Will major factories help those who kept them alive?
While small labels look for ways around the vinyl production squeeze, some would argue that the major factories have a responsibility to the indie labels (and culture) that kept the industry alive when it crashed.
In light of the excessive waiting times of more than six months, Williams at Acid Jazz thinks that manufacturers should take payment upon completion of the order, as opposed to beforehand.
“The trouble, of course, is that a lot of records don't go into profit," he says. "So where do you draw the line with that? Tough question. Another idea is for them to dedicate one week a month, for example, just to independent record labels. I had a meeting with someone at GZ who said it is opened a pressing plant just for major labels.” This begs the question, why not open a pressing plant dedicated just to smaller, indie labels too?
Ogilvie takes things a whole lot further. “I think that manufacturers should dedicate 11 months a year to pressing for independent artists and labels, [with a month off of maintenance]," he says. "This will sustain the vinyl industry for many more years to come, and allow majors to focus on making their revenues from the digital market, which they have all but dominated already.”

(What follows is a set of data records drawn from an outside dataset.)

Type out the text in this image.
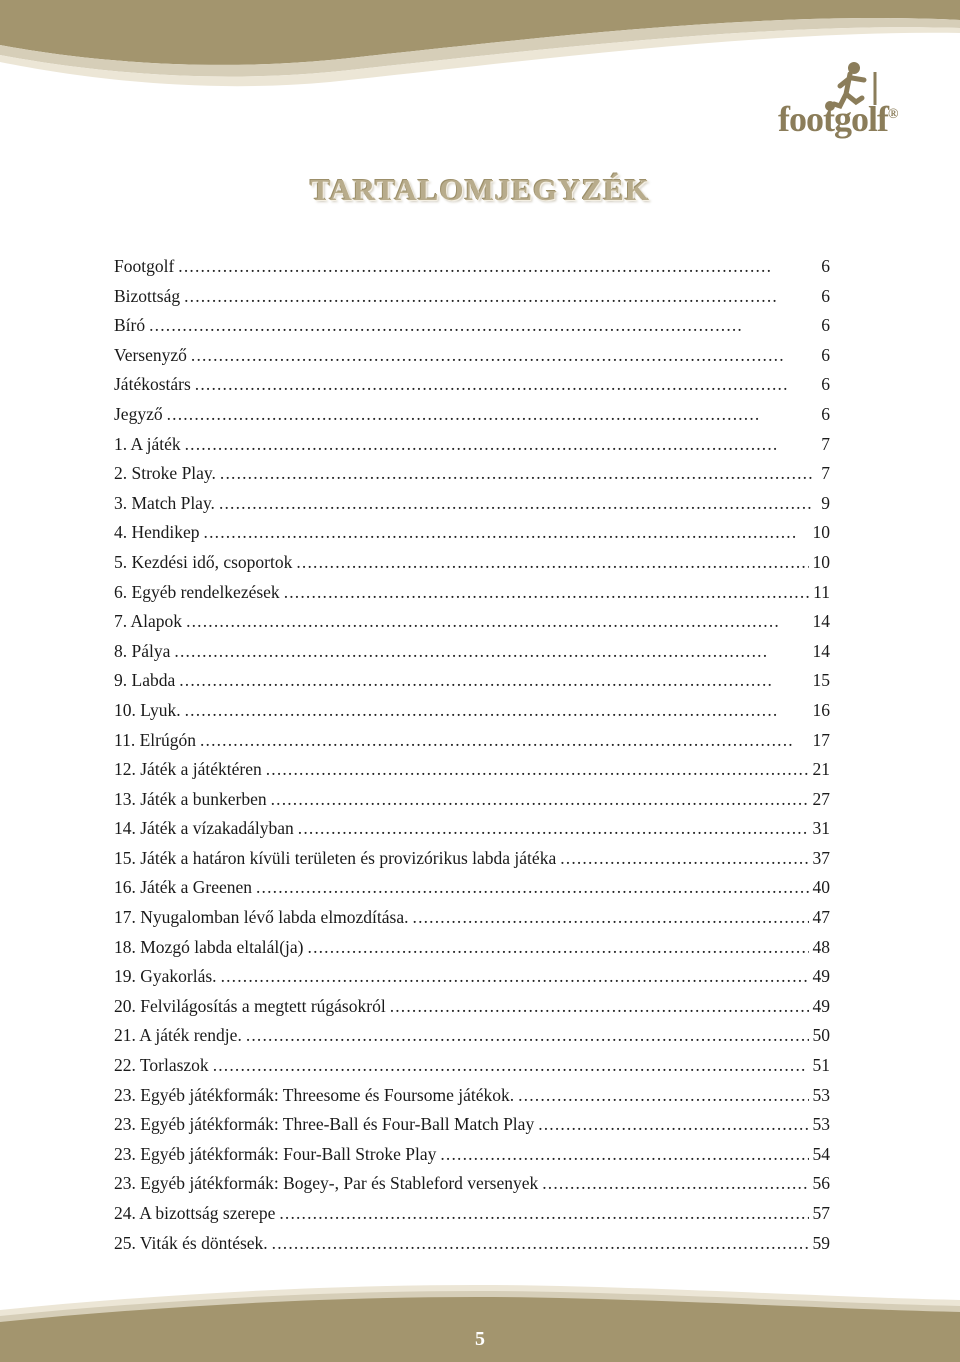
footgolf®
TARTALOMJEGYZÉK
Footgolf . . .	6
Bizottság . . .	6
Bíró . . .	6
Versenyző . . .	6
Játékostárs . . .	6
Jegyző . . .	6
1. A játék . . .	7
2. Stroke Play. . . .	7
3. Match Play. . . .	9
4. Hendikep . . .	10
5. Kezdési idő, csoportok . . .	10
6. Egyéb rendelkezések . . .	11
7. Alapok . . .	14
8. Pálya . . .	14
9. Labda . . .	15
10. Lyuk. . . .	16
11. Elrúgón . . .	17
12. Játék a játéktéren . . .	21
13. Játék a bunkerben . . .	27
14. Játék a vízakadályban . . .	31
15. Játék a határon kívüli területen és provizórikus labda játéka . . .	37
16. Játék a Greenen . . .	40
17. Nyugalomban lévő labda elmozdítása. . . .	47
18. Mozgó labda eltalál(ja) . . .	48
19. Gyakorlás. . . .	49
20. Felvilágosítás a megtett rúgásokról . . .	49
21. A játék rendje. . . .	50
22. Torlaszok . . .	51
23. Egyéb játékformák: Threesome és Foursome játékok. . . .	53
23. Egyéb játékformák: Three-Ball és Four-Ball Match Play . . .	53
23. Egyéb játékformák: Four-Ball Stroke Play . . .	54
23. Egyéb játékformák: Bogey-, Par és Stableford versenyek . . .	56
24. A bizottság szerepe . . .	57
25. Viták és döntések. . . .	59
5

He adds that plants need to stop taking on new vinyl customers given that lead times are showing no signs of stopping – as DMS and Optimal have done already.
Beyond the private sector, government regulation could also play a role. Indeed, vinyl’s production crisis highlights a much bigger problem: that over the past three decades the UK’s Monopolies and Mergers Commission has allowed the music industry’s big labels to merge into gargantuan entities (as has happened in the US too).
This, more than anything, is the biggest threat to the indie music world. For now, however, small labels will have to band together or initiate a cassette comeback. Those with surplus cash might ride out the self-inflicted curse of vinyl’s popularity – or just wait until more manufacturers take a leap of faith and bet on the industry’s (very likely) staying power.